309G. A line is to be extended to reach a boundary in the direction called for, disregarding the distance. U. S. Dig. vol. 7, 16.

a. Distances may be increased and sometimes courses departed from, in order to preserve the boundary, but the rule authorizes no other departure from the former. Ibid. 13.

b. If no principle of location be violated by closing from either of two points, that may be closed from which will be more against the grantor, and enclose the greater quantity of land. Ibid. sec. 14.

309H. What are boundaries described in a deed, is a question of law, the place of boundaries is a matter of fact. 4 Hawks 64, Doe vs. Paine.

α. What are the boundaries of a tract of land, is a mere question of construction, and for the court; but where a line is, and what are facts, must be found by a jury. 13 Ind. 379, Burnett vs. Thompson.

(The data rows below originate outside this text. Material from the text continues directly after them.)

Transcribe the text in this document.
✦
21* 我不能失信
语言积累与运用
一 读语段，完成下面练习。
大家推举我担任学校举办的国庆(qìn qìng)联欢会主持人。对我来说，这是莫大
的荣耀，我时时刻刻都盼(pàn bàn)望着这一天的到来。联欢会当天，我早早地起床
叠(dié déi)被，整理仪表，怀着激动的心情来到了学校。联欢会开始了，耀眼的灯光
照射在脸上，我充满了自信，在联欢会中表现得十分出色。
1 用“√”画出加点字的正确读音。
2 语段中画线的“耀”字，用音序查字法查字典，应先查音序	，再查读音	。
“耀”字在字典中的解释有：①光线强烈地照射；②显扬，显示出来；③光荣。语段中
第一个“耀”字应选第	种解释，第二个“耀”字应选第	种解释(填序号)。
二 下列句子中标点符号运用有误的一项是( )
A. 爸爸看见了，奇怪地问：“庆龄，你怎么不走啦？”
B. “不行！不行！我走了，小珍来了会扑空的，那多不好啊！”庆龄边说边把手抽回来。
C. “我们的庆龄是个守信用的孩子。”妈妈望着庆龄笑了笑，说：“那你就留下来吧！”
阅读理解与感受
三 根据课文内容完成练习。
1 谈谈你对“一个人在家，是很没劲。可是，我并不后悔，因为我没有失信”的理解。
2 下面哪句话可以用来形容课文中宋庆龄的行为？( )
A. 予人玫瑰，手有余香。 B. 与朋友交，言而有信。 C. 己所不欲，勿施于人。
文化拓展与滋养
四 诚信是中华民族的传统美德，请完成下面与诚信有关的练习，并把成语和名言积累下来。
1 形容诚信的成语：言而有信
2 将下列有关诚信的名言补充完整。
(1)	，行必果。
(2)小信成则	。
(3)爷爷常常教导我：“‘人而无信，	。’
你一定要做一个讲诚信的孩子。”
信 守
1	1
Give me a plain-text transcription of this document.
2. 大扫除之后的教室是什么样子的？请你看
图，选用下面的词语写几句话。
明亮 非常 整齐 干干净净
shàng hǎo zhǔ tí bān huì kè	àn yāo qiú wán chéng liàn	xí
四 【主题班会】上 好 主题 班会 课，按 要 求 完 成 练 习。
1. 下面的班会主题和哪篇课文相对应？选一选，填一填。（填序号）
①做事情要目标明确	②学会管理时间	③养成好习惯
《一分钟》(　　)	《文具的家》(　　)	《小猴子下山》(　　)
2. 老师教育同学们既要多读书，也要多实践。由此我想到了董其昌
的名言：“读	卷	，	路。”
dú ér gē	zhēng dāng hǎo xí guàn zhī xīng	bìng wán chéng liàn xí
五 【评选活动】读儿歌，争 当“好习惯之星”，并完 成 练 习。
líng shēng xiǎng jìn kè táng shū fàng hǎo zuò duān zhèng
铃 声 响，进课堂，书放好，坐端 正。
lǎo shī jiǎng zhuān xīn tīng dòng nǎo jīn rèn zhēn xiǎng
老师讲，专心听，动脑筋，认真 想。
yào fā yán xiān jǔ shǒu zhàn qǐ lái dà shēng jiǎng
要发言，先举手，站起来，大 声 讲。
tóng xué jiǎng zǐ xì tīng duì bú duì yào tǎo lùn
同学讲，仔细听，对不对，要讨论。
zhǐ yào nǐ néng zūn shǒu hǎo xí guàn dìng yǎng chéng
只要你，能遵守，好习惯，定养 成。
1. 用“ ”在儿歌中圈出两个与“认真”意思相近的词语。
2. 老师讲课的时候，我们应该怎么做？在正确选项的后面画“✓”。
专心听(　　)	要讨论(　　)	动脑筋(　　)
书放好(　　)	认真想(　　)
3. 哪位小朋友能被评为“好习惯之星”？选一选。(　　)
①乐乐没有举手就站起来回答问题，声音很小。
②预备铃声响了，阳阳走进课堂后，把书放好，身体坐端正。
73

b. It is not necessary to prove a boundary by a plat of survey or field notes, but they may be proved by a witness who is acquainted with the corners and old lines, run and established by the surveyor, though he never saw the land surveyed. 17 Miss. 459, Weaver vs. Robinett.

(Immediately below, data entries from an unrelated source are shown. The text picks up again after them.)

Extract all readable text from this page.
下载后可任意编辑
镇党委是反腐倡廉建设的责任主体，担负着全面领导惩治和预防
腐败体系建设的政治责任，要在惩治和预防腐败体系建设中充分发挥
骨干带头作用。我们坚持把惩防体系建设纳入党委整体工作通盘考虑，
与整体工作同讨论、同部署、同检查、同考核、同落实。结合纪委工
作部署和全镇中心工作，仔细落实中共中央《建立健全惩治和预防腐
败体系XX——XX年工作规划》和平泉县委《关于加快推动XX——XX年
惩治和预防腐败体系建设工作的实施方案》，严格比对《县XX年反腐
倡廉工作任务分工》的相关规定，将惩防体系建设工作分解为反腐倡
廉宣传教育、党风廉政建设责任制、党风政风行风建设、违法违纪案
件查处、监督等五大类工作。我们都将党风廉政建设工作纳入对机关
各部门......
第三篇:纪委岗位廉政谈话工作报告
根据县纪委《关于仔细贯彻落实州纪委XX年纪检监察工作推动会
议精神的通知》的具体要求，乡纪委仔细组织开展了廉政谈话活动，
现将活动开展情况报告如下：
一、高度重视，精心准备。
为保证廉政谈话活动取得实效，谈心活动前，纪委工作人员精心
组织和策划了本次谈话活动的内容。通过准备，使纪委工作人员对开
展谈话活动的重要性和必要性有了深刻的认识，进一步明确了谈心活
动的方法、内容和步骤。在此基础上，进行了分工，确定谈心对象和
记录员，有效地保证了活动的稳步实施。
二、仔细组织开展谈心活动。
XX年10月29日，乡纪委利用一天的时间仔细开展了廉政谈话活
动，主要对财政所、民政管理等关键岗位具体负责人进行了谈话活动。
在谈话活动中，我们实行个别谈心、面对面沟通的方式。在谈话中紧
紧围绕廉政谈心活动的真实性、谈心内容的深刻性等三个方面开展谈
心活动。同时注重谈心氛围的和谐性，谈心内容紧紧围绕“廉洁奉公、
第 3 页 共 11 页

C. A fence fronting on a highway for more than twenty years, is not to be the true boundary thereof under Rev. St. C. 2, if the original boundary can be made certain by ancient monuments, although the same are not now in existence. 11 Cush (Mass.) 487, Wood vs. Quincy.

d. The marked trees, according to which neighbors hold their distinct land when proved, ought not to be departed from though not exactly agreeing with the description. 3 Call. 239. 7 Monroe, 333. Herbert vs. Wise. Baxter vs. Evett. Rockwell vs. Adams.

e. Where a division line between two adjoining tracts exists at its two extremities, and for the principal part of the distance between the two tracts, and as such is recognized by the parties, it will be considered a continuous line, although on a portion of the distance there is no improvement or division fence. 6 Wendell 467.

f. If the lines were never marked, or were effaced, and their actual position cannot be found, the patent courses so far must govern. 2 Dana 2. 1 Bibb. 466. Dimmet vs. Lashbrook. Lyon vs. Ross.

g. Or, if the corners are given, a straight line from corner to corner must be pursued. Dig. vol. 1, sec. 33.

h. Abuttals are not to be disregarded. Ibid. vol. 12, sec. 4.

3091. Where there is no testimony on variation, the court ought not to instruct on that subject. Wilson vs. Inloes, 6 Gill 121.

α. The beginning corner has no more, or the certificate of survey has no greater, dignity than any other corner. 4 Dan. 332, Pearson vs. Baker.

b. Sec. 34. Where no corner was ever made, and no lines appear running from the other corners towards the one desired, the place where the courses and distances will intersect, is the corner. 1 Marsh 382. 4 Monroe 382. Wishart vs. Crosby. Thornberry vs. Churchill.